霧爍は自身の持つ『人格矯正力』に絶対の自信を持っている。陽神家では、重要な潜入捜査等の仕事は霧爍の『人格矯正』を受けて別人になってから、というのが暗黙の了解となっている程に。

大抵の人間であれば根本から性格を改変できる(晶午のような強固な意志の持ち主には表面上でしかできないが)


それを、彼女は、鹿毛彰子は、たった一回で、しかも数分で覆した。十分警戒に値する現状だ。


更に彼は考える。


二つ目に、彼女の自己紹介だ。


この(・・)空気でよくあれだけ目立つ自己紹介ができるよね~。)


晶午への『暴力教師疑惑』など比較にならないほど、妖力という名の圧力が、HRが始まってからずっとこのクラスを覆っているのだ。

数百年クラスのある一人の妖怪の存在(せい)で。


妖力を察知する陰陽師も、他の妖怪も、妖力を察知できない一般生徒ですら、ピリピリした空気を読んで、彼女の前までの生徒は皆最低限の名前しか言えていない。


まぁ、空気の読めない超弩級の阿呆である、というのが一番簡単な答えなのだが。


更に、彼は考え、考える。


誰かの後ろ盾もない一般生徒の身で。
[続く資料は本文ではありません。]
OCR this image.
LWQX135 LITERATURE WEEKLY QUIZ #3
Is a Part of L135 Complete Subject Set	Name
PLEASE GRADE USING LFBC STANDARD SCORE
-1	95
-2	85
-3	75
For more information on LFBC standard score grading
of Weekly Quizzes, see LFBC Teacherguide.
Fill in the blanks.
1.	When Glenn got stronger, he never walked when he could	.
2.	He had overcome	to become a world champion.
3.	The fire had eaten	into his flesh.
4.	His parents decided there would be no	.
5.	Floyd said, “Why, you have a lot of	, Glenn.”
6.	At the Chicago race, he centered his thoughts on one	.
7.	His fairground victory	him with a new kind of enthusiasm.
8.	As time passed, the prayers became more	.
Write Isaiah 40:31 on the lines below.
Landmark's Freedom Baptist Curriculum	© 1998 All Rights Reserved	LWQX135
この、地雷原だらけのクラスで目立つことのメリットを。


(・・・・・・・誰か、の、隠れ蓑になる・・・とかかな~。・・・いや命がけすぎるでしょ。考えすぎ、かなぁ~。)


それでも彼は考える。この学園では霊力が高いだけでは生き残れないから。

目指す夢のために。生き残るために。